Interview Question about SQL group by and having


This problem is from the following

https://www.programmerinterview.com/index.php/database-sql/advanced-sql-interview-questions-and-answers/

Assume we have two tables:

Salesperson 
ID  Name    Age Salary


Orders
Number  order_date  cust_id salesperson_id  Amount

The question is following:

We want to retrieve the names of all salespeople that have more than 1 order from the tables above. You can assume that each salesperson only has one ID. I would probably also assume that names are all distinct.

My answer was this.

select Name from 
salesperson S inner join Orders O 
on S.ID=O.salesperson_id 
group by Name 
having count(number) >=2

However, the given answer is following:

SELECT Name
FROM Orders inner join Salesperson
On Orders.salesperson_id = Salesperson.ID
GROUP BY salesperson_id, NAME
Having count(salesperson_id) > 1

If name and salesperson_id is one to one, is there any reason we have to add salesperson_id into the group by statement here?

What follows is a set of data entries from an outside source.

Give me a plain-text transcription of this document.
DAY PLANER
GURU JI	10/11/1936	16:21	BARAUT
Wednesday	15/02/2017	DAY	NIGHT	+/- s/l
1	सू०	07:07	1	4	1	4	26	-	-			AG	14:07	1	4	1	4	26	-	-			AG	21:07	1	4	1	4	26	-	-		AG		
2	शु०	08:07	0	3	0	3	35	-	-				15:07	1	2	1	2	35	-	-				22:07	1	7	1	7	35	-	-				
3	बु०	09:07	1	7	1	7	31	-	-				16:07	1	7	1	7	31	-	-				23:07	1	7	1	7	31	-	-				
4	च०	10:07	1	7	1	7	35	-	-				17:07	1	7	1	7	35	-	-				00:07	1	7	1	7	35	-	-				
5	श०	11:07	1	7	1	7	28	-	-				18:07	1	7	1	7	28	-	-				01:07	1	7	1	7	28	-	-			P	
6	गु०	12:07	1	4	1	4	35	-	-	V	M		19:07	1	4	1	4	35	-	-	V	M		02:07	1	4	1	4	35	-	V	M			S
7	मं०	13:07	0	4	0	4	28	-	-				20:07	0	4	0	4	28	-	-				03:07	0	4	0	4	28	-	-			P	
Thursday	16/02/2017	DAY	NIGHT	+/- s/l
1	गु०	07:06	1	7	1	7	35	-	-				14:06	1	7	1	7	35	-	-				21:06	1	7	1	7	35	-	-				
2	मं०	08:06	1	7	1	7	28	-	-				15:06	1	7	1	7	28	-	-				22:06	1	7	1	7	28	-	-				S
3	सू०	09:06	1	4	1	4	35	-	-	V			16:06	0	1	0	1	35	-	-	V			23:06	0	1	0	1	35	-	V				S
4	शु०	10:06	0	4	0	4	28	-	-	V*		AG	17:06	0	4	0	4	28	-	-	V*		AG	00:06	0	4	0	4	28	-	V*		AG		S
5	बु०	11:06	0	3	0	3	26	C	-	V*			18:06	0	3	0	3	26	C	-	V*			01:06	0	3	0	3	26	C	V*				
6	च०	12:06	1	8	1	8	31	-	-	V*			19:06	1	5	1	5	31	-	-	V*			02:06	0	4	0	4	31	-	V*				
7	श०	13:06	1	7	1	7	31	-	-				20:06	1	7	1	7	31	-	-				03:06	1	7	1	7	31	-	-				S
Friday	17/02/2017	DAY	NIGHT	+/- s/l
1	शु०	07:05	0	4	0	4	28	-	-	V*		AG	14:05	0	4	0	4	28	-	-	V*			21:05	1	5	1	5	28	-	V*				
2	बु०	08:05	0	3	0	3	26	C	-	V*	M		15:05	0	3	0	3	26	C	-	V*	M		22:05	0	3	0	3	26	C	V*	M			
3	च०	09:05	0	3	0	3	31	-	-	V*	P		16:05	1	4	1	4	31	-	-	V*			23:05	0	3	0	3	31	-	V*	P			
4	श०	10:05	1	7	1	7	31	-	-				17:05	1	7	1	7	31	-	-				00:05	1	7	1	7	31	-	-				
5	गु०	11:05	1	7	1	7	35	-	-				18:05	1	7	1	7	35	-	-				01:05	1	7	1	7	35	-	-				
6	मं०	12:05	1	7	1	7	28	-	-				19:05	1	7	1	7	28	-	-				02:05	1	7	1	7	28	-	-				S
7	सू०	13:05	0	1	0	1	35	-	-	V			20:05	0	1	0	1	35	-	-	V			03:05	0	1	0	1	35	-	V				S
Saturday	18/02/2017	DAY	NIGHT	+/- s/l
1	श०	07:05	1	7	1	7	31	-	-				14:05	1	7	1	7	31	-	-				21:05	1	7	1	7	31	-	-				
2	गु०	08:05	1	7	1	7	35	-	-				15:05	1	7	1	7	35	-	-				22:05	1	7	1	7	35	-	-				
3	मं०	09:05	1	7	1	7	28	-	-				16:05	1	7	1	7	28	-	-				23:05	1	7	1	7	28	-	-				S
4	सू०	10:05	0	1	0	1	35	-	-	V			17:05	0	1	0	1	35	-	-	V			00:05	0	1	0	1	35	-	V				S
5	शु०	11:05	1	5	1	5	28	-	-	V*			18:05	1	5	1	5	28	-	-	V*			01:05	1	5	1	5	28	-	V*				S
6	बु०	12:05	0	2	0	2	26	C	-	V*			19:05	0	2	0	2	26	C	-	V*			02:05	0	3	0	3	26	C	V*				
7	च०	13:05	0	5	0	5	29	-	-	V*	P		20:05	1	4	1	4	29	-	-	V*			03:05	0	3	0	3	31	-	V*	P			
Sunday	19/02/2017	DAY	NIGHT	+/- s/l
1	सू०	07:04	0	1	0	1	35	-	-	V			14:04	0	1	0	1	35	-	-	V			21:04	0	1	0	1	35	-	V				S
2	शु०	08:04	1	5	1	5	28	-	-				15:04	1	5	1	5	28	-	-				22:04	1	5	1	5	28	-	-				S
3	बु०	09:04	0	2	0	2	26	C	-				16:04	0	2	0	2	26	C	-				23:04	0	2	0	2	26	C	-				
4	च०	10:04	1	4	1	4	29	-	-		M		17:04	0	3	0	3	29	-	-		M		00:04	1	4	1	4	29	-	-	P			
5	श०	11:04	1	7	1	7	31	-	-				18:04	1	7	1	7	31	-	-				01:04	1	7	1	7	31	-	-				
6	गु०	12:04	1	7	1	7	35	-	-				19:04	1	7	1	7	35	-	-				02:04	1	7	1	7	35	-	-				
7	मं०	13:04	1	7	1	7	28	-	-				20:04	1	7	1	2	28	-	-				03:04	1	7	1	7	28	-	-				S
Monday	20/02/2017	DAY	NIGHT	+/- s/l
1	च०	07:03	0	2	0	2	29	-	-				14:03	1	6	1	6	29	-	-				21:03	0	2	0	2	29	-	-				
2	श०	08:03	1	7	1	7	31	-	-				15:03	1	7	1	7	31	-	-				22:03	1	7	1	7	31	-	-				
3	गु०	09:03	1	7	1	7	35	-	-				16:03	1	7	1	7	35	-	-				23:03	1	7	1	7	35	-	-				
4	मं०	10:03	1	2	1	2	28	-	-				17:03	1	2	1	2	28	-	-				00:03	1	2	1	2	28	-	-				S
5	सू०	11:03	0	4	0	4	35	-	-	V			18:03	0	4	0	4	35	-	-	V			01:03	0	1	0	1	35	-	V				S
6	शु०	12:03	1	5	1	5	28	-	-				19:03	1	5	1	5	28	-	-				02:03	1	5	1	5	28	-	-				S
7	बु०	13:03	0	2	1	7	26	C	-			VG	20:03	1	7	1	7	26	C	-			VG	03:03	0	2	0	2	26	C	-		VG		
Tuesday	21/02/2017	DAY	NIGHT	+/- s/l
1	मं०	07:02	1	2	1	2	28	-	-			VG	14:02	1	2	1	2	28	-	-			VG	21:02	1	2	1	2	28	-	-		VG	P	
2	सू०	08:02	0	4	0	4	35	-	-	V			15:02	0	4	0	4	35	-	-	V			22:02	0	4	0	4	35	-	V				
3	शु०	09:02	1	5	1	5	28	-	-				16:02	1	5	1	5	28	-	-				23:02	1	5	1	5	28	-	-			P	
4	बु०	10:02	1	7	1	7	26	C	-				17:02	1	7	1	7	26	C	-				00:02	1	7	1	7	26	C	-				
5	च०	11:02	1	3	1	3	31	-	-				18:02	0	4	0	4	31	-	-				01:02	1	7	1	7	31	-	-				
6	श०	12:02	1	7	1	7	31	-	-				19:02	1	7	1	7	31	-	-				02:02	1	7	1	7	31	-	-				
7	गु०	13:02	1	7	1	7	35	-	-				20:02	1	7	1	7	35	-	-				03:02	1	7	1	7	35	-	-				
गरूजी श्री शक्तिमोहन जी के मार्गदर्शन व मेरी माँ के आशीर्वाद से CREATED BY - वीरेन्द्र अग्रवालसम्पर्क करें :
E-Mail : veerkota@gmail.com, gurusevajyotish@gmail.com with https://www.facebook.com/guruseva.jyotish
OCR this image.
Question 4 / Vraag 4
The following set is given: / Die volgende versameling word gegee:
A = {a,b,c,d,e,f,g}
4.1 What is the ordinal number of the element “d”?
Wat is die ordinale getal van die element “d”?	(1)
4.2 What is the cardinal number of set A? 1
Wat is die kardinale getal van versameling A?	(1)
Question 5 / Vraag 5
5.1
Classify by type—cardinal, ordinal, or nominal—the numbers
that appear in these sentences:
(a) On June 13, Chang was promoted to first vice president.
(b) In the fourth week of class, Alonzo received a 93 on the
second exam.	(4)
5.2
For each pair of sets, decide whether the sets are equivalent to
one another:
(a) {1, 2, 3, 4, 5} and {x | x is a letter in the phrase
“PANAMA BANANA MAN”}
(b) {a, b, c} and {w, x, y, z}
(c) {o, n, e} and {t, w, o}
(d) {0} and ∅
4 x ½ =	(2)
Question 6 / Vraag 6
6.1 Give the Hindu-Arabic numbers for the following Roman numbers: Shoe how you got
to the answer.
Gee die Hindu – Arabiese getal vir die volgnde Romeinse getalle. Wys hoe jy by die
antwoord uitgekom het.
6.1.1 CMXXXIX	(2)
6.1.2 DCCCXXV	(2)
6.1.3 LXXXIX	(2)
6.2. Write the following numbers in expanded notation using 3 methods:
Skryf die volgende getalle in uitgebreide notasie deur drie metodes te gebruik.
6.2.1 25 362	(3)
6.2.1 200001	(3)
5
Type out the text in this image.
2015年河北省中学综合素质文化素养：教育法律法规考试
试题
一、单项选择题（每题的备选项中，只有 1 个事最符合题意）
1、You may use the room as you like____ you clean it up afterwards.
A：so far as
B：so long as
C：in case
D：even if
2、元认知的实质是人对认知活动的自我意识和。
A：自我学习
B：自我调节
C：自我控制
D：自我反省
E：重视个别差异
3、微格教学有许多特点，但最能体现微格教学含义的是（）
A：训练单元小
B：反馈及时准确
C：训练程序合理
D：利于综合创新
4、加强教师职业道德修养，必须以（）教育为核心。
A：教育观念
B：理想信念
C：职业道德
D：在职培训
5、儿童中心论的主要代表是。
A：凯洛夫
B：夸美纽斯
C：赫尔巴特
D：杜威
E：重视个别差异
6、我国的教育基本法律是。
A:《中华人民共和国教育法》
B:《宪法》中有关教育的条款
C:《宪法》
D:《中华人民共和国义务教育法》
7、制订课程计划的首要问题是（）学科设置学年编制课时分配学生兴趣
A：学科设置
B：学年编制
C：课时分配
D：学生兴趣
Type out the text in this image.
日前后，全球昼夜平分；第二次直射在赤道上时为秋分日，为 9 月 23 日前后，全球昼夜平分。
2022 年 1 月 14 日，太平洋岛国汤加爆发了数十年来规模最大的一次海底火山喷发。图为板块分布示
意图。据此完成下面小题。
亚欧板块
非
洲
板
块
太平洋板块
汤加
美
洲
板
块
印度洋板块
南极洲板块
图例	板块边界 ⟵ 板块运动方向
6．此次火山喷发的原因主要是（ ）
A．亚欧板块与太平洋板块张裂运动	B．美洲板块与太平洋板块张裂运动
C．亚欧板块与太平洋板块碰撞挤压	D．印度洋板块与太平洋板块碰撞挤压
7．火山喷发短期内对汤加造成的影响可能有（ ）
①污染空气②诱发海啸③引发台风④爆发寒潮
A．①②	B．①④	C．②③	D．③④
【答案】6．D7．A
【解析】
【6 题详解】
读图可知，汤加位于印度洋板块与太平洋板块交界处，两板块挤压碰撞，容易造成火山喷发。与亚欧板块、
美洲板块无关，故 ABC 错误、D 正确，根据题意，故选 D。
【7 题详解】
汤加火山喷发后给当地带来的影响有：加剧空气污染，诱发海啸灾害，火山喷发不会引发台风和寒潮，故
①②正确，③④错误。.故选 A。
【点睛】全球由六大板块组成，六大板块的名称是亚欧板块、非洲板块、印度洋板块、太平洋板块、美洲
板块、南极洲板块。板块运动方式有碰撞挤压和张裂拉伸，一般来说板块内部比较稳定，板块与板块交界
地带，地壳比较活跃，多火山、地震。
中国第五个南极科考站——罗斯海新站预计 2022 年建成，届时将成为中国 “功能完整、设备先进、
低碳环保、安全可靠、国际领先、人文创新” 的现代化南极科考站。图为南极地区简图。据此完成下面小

Also, if name and salesperson_id relationship is just one to one, wouldn't count(salesperson_id) be always 1 if we group by salesperson_id, name?

I was a bit confused about this, and I was wondering if anybody encountered this problem before and found this weird as well.


Solution

  • Both your solution and the accepted one are functionally identical, except for the GROUP BY clause.

    The likely reason why the accepted solution is aggregating both by Name and salesperson_id is that it could be the case that two or more salespeople happen to have the same name. Should this occur, your query would report only a single name, but with aggregate results from more than one salesperson. But, the combination of salesperson_id and Name should always be unique.

    Other than this, I actually prefer your version, and I would start joining from the salesperson table out to the Orders table.